February 3, 2011
Dear Chairman Brown:
This is to follow up on my November 28, 2010 email to you, to which you have not yet responded. My purpose in writing you again is to call your attention once more to an appearance of conflict of interest matter that has been lingering for 19 months regarding Ward 2 Councilmember Jack Evans and the Marriott convention center hotel public financing legislation. Specifically, I call your attention again to Mr. Evans’ failure to comply with the laws requiring full disclosure of the reasons for his recusals on five occasions in June and July 2009. As you and other council members all take an oath to uphold the law, I trust that you will give this matter your immediate attention and require Mr. Evans to comply with all requirements of the D.C. conflict of interest laws.
Despite my repeated requests to former chairman-now Mayor Vincent Gray, the Office of Campaign Finance (OCF) and the Board of Elections and Ethics (BOEE) to perform their duties and require Mr. Evans to comply with the law, all of those offices have ignored my requests. I would hope — in the spirit of transparency, adherence to the law, and conflict-of-interest-free good government — that you (unlike your predecessor) would take appropriate action to require Mr. Evans to comply with provisions of the D.C. Official Code and the D.C. Municipal Regulations, as well as D.C. Council Rule 202. As an attorney and member of the D.C. Bar, Mr. Evans has an additional duty to adhere to that organization’s ethical standards.
My concerns regarding this matter are stated in some detail below in the letters and emails that I exchanged with Mr. Gray’s office, as well as with the OCF and the BOEE, over a period of months last year. Also enclosed is my November 28 email to you. Here in a nutshell, though, is the gist of this troubling matter:
* In June and July 2009, Mr. Evans on five occasions recused himself from voting on the $272 million public financing package for the Marriott convention center hotel (twice in committee mark-up sessions, and three times in subsequent Council votes). Theretofore, Mr. Evans had been the leading proponent of the legislation and had spearheaded the public financing package right up to the point of final action — and had given no indication up until then of any issue necessitating his recusal. A July 1, 2009 article in the Examiner newspaper reported that Evans had recused himself “because his law firm, Patton Boggs, represents Marriott,” the primary entity to benefit from the legislation. If accurate, this is about as big an appearance of a conflict of interest as could be imagined in this deal.
* When a council member recuses himself or herself because of an actual conflict of interest or the appearance of one, the laws, regulations and rules are quite clear.
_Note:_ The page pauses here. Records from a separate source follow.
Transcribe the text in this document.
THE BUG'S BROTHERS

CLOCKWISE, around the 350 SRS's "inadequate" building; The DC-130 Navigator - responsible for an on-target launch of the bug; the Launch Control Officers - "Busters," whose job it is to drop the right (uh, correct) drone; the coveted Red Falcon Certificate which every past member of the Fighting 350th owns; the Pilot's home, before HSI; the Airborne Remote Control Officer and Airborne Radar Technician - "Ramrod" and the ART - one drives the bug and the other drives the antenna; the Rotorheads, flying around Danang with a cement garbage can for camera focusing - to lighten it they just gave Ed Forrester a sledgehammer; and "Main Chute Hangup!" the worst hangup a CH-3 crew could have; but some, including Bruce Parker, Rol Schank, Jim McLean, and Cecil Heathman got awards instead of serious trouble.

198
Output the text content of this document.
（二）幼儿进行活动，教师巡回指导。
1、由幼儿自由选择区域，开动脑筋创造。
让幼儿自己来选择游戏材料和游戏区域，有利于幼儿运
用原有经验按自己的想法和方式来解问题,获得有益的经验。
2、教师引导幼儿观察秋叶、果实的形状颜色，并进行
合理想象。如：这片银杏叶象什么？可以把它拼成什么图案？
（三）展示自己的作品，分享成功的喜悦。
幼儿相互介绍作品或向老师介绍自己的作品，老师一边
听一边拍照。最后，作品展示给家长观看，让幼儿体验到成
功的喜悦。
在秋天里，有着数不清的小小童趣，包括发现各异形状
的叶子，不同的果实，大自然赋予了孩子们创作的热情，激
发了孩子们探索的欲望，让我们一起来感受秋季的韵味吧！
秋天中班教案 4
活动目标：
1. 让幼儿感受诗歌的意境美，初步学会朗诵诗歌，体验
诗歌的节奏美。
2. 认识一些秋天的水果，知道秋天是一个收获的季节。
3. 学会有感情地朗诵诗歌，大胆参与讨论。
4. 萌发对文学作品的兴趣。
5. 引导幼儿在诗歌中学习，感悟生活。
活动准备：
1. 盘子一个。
In the language of Municipal Regulations 3303.1, 3303.2 and 3303.3, a council member who recuses himself “shall prepare a written statement describing the following: (a) The matter requiring action or decision, and (b) The nature of the potential conflict of interest with respect to such action or decision” and then “shall deliver a copy of the statement to…The Board of Elections and Ethics, in care of General Counsel…The Director of the Office of Campaign Finance” and the “Chairman of the Council.” Mr. Evans, now some 19 months after his recusals on the convention center hotel legislation, has not filed such a written report. (I filed Freedom of Information requests with Chairman Gray’s office, the OCF and the BOEE –and all informed me that no such written statement had been filed by Mr. Evans.) He is NOT in compliance with the law.
* Notwithstanding Mr. Evans’s recusals and his failure to file written statements explaining those recusals, Mr. Evans nonetheless continued to involve himself in the convention center hotel matter, even after the financing legislation was passed. Press accounts cited in my previous letters to Chairman Gray, the OCF and the BOEE noted that Mr. Evans worked behind the scenes in 2009 to untangle a thorny legal dispute involving Marriott that was delaying the convention center hotel project. A recusal on a matter means “hands off.” It does not mean you can recuse yourself on a particular matter one day, and then float in again several months later on the same matter to keep the deal going — the way Mr. Evans did.
Given this set of facts, it is clear what must be done: As council chairman, you have the duty and authority under the law to see to it that council members comply with laws specifically directed at council members. You must require Mr. Evans to obey the law and submit to you and the OCF and the BOEE the written statements explaining his June and July 2009 recusals on the convention center hotel public financing legislation.
I trust that you (unlike Chairman Gray) will do me the courtesy of responding to my questions regarding this matter. Mr. Gray and Mr. Evans also failed to reply to inquiries about this matter in 2009 from the heads of two respected D.C. organizations, the Committee of 100 and the Federation of Citizens Associations. This, despite the Council’s own “Code of Conduct” on ethics, openness and conflicts of interest posted on the council’s website. These are no small matter to the citizenry, as evidenced by the February 2 front-page article in The Washington Times, calling attention to potential ethical problems for council members regarding outside compensation. The citizens of the District of Columbia have a right to know under the law, and in the interest of good government, exactly what Mr. Evans’s appearance of a conflict of interest involves in the Marriott convention center hotel financing legislation.
Since this matter has been lingering so long, I look forward to hearing from you at an early date.